Globalisation and development, in tandem with a growing global population, have led to greater and greater impacts on the natural world as increasingly affluent populations and globally marketed trends have led to huge surges in demand for certain products.

The marketplaces for illegal wildlife products are increasingly virtual. The internet facilitates communication across borders, and provides greater anonymity to illegal traders.

It is important to understand, expose and isolate the most strategic areas for intervention.

That’s why Global Initiative’s new project on online Illicit Wildlife Trade “Digital Dangers” is going to address the issues raised by online IWT in three areas:

1 - Known knowns

Most of what we know about online IWT is what we struggle with and we will be tackling these problems with problem-framing briefs that sketch out an agenda for action

2 - Known unknowns

We also know what we need to understand better: the market dynamics of illicit trades, including better information about where marketing and sales takes place, who is involved in transactions, and what role they play in the IWT value chain. We will be doing original research drawing on cutting-edge tech-enabled data analytics on the open web and qualitative research on the trade in specific reptile, bird and flora species in three regions.

3 - Unknown unknowns

We need to develop predictive knowledge the way IWT operates online as new technologies and opportunities become available to traders or as enforcement efforts provide force them to innovate and adapt.

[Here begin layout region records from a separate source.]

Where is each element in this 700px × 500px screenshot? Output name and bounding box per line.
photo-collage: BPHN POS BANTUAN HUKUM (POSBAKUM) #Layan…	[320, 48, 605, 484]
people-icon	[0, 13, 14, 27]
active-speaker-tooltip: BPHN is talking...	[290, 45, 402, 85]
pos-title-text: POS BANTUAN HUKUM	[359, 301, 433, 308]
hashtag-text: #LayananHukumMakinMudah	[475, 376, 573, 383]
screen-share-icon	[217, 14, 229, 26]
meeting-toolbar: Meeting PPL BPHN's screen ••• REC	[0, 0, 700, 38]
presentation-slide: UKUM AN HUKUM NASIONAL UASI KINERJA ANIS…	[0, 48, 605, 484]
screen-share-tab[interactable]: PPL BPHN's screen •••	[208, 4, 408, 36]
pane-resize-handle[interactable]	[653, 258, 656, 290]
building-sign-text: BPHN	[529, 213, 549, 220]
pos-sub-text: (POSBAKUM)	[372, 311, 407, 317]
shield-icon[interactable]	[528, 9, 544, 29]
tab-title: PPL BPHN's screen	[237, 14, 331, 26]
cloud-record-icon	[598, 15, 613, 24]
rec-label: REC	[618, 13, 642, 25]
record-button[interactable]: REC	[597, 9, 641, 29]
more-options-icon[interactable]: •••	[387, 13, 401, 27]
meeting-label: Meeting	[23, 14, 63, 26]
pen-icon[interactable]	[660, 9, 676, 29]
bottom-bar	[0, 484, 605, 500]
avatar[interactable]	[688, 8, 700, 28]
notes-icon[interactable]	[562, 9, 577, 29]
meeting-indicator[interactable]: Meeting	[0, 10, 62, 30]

Digital Dangers forms part of a broader project on online environmental crime markets. This project draws together multilateral organisations and civil society, encompassing UNODC, INTERPOL and the Global Initiative in a strategic arrangement that enables each partner to play to their mandate and institutional strengths.

Our goal is to achieve a measurable reduction in environmental crime through the disruption of web based markets and illicit financial flows associated with these markets.